2) Most Windows developers have seen 0xC0000005 enough times to remember that it means Access Violation – it means that your program dereferenced memory that it should not have, or in a way that it should not have. But how many Windows programmers recognize the error codes 3221225477 or -1073741819? It turns out that these are the same value, printed as unsigned or signed decimal. But, not surprisingly, when developers see a number around negative one billion their eyes glaze over and the numbers all start to look the same. So when some of the crashes returned error code -1073740791 the difference was either not noticed, or was ignored.
3) That’s a shame because it turns out that there were two bugs. crbug.com/644525 is the Chromium bug for investigating what turned out to be this kernel bug. But, once I landed a workaround for that bug and reenabled incremental linking we started hitting different crashes – crbug.com/812421. Some developers were hitting error code –1073740791 which is 0xC0000409 which is STATUS_STACK_BUFFER_OVERRUN. I never saw this crash myself but I asked for a crash dump (I was terrified that crbug.com/644525 had returned) from a coworker and saw that ntdll.dll!RtlpHandleInvalidUserCallTarget was calling RtlFailFast2. I recognized this signature and knew that it had nothing to do with buffer overruns. It’s a Control Flow Guard violation, meaning that the OS thinks that your program is being exploited by bad people to do an illegal indirect function call.

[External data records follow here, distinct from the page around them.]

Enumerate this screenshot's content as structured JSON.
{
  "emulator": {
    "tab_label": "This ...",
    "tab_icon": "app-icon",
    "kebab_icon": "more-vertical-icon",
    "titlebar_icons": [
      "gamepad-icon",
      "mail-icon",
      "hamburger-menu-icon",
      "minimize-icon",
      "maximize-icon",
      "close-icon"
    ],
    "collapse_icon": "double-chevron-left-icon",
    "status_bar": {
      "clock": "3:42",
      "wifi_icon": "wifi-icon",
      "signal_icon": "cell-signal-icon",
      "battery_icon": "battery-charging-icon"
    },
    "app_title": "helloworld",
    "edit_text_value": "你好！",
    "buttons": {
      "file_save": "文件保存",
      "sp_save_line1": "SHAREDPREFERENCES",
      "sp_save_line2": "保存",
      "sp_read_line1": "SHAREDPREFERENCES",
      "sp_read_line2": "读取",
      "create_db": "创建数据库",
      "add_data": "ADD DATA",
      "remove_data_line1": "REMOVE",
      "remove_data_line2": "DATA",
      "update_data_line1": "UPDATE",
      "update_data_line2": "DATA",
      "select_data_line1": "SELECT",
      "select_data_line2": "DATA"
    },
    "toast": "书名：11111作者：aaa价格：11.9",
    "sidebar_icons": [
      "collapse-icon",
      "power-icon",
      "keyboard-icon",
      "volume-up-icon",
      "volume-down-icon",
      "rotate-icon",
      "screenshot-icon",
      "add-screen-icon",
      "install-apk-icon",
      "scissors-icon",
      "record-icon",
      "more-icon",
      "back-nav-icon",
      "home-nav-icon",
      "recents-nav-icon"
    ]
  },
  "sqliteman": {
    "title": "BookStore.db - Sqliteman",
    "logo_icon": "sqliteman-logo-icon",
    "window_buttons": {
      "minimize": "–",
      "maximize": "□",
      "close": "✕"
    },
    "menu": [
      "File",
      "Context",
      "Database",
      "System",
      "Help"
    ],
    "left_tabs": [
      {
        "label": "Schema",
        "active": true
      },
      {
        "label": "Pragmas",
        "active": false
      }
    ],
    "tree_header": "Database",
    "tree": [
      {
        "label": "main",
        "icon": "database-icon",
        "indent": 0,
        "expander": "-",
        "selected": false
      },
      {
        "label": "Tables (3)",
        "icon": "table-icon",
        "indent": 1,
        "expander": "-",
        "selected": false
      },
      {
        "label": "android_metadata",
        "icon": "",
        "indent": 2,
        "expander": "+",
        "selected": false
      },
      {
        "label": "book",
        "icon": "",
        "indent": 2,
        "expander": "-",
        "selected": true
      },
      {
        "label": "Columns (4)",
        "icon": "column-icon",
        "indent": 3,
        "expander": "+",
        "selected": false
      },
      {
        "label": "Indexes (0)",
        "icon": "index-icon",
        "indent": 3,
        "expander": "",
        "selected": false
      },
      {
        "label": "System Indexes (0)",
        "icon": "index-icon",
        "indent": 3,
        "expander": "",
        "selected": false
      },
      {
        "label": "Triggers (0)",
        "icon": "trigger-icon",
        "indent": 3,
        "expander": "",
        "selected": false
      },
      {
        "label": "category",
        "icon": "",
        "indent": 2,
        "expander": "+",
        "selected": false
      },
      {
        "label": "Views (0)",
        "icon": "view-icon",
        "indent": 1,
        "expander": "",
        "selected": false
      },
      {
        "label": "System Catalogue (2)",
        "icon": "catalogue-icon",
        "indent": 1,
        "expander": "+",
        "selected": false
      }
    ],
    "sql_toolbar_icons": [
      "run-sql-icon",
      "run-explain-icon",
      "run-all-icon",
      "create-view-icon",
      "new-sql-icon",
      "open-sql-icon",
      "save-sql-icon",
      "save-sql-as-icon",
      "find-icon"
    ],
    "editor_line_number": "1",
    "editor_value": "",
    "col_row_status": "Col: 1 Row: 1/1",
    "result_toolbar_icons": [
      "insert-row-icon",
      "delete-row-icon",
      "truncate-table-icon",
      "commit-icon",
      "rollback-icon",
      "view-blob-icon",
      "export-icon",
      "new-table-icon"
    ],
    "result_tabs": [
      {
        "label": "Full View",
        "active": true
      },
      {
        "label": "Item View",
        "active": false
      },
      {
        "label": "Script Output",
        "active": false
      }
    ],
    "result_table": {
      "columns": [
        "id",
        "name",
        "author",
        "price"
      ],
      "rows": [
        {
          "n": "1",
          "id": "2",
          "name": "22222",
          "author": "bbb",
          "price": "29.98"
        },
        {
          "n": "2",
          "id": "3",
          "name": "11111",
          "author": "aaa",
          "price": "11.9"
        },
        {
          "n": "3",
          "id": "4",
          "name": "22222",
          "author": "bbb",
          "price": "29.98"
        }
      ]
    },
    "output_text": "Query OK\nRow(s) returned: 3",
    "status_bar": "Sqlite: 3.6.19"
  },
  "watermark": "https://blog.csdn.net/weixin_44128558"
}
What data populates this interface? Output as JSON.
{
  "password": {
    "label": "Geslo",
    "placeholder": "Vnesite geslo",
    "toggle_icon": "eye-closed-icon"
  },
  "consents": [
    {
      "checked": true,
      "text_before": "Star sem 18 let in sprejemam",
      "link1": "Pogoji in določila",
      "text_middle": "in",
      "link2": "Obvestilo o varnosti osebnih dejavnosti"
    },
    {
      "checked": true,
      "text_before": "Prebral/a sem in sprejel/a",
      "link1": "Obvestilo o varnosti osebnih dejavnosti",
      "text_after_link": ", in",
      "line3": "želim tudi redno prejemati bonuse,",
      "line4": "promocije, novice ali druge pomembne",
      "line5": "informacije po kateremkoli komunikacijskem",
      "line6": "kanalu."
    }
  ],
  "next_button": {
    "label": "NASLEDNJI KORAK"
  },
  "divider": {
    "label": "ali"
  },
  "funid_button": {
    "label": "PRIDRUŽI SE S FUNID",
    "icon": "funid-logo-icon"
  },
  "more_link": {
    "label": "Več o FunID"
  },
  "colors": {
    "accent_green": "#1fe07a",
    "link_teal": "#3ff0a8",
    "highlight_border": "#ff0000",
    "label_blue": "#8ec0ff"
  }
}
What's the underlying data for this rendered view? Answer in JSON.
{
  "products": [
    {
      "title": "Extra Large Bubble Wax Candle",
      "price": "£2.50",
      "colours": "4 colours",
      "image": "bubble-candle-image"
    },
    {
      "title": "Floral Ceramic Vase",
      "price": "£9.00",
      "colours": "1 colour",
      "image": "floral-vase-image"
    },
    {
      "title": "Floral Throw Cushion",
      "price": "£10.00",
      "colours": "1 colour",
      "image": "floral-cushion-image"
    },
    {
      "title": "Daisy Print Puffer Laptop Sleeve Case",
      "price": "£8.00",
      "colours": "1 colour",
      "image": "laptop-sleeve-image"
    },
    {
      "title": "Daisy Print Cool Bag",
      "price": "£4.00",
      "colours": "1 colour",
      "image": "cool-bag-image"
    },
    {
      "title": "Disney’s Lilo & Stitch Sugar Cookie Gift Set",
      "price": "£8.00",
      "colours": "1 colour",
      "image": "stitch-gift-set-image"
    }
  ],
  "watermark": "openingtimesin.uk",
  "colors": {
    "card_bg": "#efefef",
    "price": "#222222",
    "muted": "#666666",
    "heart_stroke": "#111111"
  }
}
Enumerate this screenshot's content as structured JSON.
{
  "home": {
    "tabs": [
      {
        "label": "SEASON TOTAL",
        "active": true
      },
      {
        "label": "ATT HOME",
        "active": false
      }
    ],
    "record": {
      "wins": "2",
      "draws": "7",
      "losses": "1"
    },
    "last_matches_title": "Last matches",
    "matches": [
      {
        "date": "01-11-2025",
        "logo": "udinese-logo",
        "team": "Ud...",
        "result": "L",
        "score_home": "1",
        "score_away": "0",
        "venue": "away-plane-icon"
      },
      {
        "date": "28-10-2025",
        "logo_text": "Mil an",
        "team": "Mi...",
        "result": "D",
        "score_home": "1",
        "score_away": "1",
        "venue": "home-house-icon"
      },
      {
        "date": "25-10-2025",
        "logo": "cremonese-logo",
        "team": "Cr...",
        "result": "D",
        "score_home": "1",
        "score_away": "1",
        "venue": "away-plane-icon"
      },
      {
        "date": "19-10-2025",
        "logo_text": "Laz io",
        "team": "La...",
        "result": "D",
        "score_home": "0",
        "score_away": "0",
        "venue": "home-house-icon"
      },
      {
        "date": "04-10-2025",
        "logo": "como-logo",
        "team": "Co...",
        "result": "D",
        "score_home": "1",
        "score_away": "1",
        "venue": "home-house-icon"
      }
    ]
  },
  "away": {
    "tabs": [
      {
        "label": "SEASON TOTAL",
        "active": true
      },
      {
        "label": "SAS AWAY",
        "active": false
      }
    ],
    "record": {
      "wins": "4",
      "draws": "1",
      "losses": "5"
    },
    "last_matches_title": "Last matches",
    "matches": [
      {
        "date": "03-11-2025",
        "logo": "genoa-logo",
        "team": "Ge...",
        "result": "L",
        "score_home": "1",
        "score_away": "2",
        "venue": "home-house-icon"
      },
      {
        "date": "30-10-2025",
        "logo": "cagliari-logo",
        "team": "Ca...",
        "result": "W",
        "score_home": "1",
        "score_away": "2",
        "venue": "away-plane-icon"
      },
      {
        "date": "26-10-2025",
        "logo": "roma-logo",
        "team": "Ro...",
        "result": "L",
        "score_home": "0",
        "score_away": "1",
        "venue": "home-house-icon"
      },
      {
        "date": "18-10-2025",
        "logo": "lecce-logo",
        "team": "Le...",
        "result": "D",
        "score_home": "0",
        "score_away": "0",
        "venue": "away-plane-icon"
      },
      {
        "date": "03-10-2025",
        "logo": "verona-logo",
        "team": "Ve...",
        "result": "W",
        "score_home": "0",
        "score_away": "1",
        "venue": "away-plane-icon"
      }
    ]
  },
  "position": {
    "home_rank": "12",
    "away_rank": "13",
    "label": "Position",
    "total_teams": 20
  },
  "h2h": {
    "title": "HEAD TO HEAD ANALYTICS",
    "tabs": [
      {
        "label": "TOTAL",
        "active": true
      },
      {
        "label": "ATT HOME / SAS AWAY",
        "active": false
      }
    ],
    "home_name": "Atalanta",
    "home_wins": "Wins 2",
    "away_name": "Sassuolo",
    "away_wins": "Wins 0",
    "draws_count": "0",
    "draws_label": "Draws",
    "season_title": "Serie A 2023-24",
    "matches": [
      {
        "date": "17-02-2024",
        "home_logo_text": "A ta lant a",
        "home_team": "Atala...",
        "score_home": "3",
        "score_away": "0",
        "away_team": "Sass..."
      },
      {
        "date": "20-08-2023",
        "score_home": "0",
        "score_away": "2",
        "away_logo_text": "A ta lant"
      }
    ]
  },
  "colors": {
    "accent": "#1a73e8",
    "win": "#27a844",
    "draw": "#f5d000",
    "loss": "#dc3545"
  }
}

It appears that if you use /incremental with /cfg then the Control Flow Guard information isn’t always updated during incremental linking. The simple fix was to update our build configurations to never use /incremental and /cfg at the same time – they aren’t a useful combination anyway.
And, for my own sanity, I landed a few changes that get us to print Windows error codes in hex. So much better.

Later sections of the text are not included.